China’s new Foreign Investment Law: will your investment concern in China be minimised?

The Foreign Investment Law (FIL) will replace the PRC Law on Sino-foreign Equity Joint Ventures, the PRC Law on Wholly Foreign-owned Enterprise, the PRC Law on Sino-foreign Cooperative Joint Ventures, and is effective as of 1 January 2020.


National Treatment on the market entrance, except those in the Negative List

The FIL emphasises that foreign investment in China will get pre-national treatment, which means national treatment will be given equally to the foreign investment, unless the investment would fall into the Negative List issued by the State Council of China

Simplified registration process Registration rather than approvals

The FIL formally does away with the prior systems that required approval by the Ministry of Commerce and registration with the Administration of Industry and Commerce before a foreign investment could be permitted into China

Well protected Intellectual Property rights

One main concern of foreign investors, before they make decision, is whether their IP could be protected in China.
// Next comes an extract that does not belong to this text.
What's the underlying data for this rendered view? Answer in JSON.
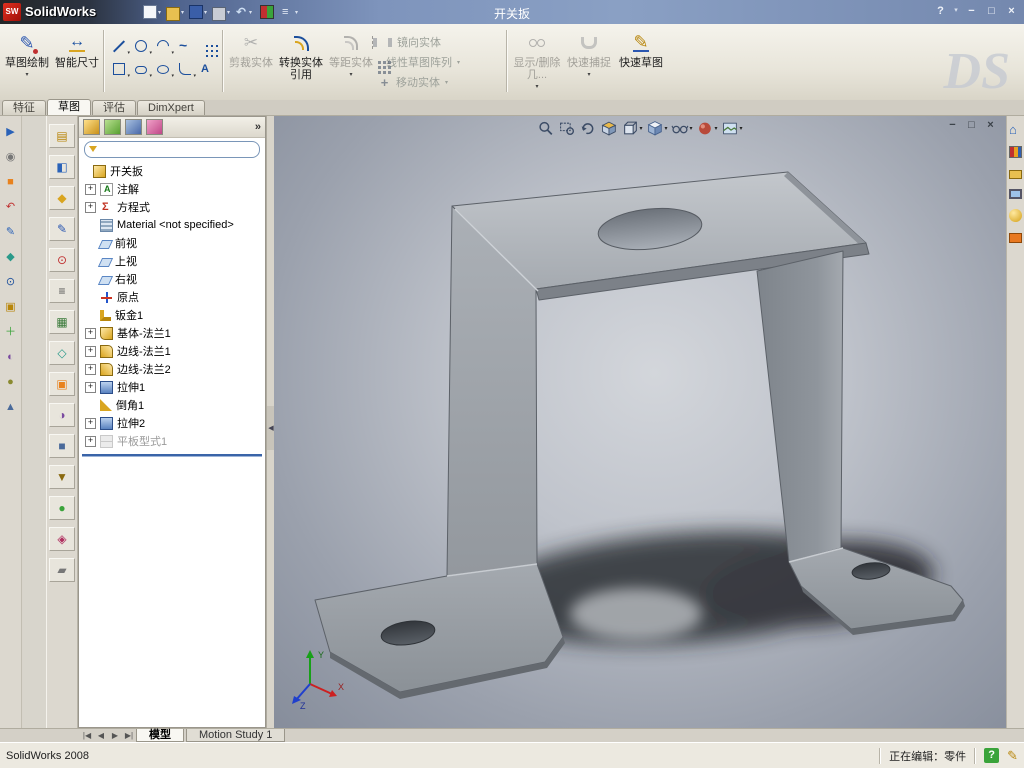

The FIL gives a good answer, and especially specified that the government cannot force the IP transfer by administrative method.


According to the latest regulations of THE PEOPLE’S BANK OF CHINA (PBOC) and the State Administration of Foreign Exchange (SAFE), the investment Quota limitations of QFII and RQFII had been removed. Previously, China’s government always had strict rules on how foreign investors work in China’s capital market.

QFII and RQFII were established in 2002 and 2011, meaning that the qualified foreign investors could open the capital and stock account. Within the quota limitation, both could invest in China’s capital market.

However, with the rapid development of China’s capital market, the quota limitation of QFII and RQFII is no longer suitable for China’s opening environment of capital market. Furthermore, it also has no benefit for those investors manage their assets like bonds and stocks through different channels. With the limitation, it’s hard for both the investors and China’s capital market achieve more progress. Till the end of August 2019, the QFII and RQFII only hold 1.5% market values of A-share stock market.

This reform of removal of quota limitation, is a big step to fulfil the requests from foreign investors, and shows that the Chinese government is building a better investment environment. It also highlights that they’re continuing to deepen the reform of foreign exchange administration, expanding opening-up, supporting foreign investors to invest in domestic capital markets and facilitating cross-border investment and financing.